Outre le rôle d’amplificateur de crise des CDS, ces instruments compliquent également les scénarii de sortie de crise. La faillite de la Grèce,  ou même la simple restructuration de sa dette, entraînerait l’activation des CDS – les émetteurs de CDS devraient payer une prime d’assurance aux acheteurs de protection – dont personne aujourd’hui ne semble être en mesure d’estimer les conséquences. Dans tous les cas, cette prime aux spéculateurs en cas de restructuration serait particulièrement insupportable au moment où les Grecs doivent subir une austérité aux conséquences sociales désastreuses.
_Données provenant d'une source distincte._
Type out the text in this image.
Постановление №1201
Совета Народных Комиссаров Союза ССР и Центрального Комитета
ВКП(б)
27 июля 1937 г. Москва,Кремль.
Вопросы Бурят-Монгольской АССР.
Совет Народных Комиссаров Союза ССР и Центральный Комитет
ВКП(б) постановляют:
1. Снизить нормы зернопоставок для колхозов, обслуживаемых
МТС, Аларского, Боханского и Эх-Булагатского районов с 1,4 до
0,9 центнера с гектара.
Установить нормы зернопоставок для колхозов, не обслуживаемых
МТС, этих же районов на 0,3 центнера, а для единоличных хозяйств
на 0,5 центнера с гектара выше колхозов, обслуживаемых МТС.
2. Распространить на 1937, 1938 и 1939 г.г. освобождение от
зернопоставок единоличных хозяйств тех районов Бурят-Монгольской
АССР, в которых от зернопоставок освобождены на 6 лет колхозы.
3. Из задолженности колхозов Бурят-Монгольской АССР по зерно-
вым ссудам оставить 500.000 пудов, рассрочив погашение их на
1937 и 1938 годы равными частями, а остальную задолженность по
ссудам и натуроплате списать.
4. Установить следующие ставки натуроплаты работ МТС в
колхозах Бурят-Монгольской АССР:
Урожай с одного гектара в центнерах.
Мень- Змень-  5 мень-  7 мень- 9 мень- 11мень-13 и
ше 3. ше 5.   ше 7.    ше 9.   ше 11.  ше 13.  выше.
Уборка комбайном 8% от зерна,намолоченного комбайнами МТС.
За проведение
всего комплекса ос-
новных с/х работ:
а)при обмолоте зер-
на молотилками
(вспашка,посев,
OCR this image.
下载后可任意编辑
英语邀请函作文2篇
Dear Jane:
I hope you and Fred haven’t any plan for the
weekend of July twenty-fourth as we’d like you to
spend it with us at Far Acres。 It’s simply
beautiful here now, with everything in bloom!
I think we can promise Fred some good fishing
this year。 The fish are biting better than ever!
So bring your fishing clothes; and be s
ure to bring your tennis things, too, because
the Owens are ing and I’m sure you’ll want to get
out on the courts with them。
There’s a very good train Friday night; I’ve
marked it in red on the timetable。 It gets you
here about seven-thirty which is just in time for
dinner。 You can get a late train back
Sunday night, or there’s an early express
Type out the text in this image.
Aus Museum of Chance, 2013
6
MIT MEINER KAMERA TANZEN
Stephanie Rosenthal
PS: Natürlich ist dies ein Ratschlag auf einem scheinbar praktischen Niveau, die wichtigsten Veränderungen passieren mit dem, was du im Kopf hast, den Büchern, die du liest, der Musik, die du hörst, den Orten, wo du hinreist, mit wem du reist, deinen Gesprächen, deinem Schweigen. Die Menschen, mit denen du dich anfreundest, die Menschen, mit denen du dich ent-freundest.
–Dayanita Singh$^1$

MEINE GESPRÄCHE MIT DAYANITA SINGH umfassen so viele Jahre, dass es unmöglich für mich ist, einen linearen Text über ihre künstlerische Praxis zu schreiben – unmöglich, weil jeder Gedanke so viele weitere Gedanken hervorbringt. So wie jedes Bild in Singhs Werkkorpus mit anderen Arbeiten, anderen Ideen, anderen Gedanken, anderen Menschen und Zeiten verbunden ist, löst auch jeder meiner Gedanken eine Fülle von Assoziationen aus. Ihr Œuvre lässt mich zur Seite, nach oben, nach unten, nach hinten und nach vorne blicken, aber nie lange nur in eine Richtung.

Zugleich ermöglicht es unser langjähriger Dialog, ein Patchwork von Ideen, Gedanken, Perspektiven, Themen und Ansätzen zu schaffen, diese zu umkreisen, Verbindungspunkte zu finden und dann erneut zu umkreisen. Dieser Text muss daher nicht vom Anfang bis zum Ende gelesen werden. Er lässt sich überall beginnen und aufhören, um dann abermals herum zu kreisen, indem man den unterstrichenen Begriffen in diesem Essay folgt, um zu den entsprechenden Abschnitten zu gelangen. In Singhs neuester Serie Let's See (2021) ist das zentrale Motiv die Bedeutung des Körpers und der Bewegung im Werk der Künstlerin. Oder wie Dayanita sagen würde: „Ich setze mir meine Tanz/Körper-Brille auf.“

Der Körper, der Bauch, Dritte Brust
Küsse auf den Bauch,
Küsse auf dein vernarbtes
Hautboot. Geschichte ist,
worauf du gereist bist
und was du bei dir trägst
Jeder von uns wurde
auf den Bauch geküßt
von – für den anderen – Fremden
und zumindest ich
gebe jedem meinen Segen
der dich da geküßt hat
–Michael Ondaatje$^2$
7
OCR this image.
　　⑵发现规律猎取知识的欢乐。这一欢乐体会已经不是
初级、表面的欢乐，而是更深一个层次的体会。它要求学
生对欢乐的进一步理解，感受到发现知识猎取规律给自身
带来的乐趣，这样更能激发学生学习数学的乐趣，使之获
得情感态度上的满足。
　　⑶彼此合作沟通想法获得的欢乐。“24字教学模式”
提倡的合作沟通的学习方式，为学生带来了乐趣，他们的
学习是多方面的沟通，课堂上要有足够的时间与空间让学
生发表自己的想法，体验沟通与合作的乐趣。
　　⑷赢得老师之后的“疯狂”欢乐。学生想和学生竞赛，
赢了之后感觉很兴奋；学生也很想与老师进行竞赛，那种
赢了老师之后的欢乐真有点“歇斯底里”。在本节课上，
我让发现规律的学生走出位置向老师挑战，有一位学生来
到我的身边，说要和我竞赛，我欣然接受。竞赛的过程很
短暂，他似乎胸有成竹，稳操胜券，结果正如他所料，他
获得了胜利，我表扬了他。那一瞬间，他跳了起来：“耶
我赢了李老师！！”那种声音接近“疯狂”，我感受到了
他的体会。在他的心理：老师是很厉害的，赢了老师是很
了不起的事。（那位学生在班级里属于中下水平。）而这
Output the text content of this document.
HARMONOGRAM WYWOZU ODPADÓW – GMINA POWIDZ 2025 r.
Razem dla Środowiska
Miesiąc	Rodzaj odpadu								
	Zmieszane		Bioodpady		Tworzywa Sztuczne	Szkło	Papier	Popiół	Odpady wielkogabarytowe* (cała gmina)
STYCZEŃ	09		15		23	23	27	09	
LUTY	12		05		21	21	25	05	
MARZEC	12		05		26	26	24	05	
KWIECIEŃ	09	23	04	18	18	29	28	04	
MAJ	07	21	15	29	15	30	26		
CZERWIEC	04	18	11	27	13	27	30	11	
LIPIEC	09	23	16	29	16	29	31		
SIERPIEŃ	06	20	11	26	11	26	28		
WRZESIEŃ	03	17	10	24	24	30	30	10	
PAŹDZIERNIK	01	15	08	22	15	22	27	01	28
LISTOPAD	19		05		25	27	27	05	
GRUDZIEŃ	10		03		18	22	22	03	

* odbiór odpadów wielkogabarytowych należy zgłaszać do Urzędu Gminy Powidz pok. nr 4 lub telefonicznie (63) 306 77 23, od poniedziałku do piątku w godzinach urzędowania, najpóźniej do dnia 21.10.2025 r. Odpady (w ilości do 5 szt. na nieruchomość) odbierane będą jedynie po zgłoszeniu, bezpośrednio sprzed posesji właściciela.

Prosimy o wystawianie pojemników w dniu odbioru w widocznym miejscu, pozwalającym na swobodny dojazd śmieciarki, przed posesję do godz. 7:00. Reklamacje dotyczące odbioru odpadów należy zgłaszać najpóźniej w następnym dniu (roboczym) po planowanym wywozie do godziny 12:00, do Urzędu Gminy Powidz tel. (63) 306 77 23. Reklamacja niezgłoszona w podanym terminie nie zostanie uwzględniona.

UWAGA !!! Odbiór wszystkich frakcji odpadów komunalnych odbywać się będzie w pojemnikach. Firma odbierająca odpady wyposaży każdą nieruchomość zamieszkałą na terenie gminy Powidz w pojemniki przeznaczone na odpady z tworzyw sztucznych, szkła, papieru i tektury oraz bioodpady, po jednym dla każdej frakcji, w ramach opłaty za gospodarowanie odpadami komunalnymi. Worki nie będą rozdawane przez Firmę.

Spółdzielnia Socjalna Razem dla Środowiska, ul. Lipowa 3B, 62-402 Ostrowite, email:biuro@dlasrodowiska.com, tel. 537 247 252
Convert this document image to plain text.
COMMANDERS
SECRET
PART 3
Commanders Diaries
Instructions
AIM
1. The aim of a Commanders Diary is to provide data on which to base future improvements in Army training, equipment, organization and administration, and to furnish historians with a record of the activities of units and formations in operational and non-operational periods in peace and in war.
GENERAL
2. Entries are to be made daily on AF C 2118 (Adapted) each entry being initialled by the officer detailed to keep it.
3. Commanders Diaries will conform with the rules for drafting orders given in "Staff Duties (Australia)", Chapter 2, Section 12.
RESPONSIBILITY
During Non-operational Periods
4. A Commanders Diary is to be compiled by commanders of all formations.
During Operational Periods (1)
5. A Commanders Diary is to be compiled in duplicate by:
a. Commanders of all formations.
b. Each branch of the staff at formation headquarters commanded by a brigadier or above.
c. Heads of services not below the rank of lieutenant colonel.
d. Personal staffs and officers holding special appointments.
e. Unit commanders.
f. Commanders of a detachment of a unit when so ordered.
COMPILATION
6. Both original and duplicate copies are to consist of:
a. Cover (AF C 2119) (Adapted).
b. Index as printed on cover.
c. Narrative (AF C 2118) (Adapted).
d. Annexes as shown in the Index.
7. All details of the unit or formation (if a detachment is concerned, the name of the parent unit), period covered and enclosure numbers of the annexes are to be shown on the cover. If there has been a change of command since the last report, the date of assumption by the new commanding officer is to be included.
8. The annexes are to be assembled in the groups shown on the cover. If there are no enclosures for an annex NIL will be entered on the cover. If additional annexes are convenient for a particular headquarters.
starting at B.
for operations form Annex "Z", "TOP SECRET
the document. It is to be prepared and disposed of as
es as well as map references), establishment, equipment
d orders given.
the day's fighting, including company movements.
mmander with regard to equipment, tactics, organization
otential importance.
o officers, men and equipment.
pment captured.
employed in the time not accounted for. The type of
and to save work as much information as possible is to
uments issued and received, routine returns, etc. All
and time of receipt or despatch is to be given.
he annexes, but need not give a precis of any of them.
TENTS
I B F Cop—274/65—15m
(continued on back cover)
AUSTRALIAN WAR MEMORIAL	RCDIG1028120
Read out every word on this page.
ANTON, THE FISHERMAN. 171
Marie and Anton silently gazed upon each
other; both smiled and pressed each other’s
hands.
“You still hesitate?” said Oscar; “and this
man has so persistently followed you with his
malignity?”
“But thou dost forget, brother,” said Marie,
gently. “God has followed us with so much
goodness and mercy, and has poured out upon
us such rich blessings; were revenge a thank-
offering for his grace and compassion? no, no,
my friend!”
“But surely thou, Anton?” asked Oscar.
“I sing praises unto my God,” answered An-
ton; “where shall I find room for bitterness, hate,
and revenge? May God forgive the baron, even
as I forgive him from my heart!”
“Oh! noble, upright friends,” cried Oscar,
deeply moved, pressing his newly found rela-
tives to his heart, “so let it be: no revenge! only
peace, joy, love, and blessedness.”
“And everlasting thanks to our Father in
Aujourd’hui, le Parlement a très clairement exprimé son refus de voir plus longtemps les marchés jouer avec la dette des Etats européens. Seuls le groupe libéral et le groupe des conservateurs britanniques ont, pour des raisons idéologiques évidentes, rejeté ce texte. Les négociations avec les Etats vont reprendre dès la semaine prochaine, l’entrée en vigueur du texte supposant un accord sur un texte commun entre le Parlement et les Etats. J’espère que ce vote convaincra les Etats qu’il est plus que temps pour eux de reprendre le pouvoir sur les marchés.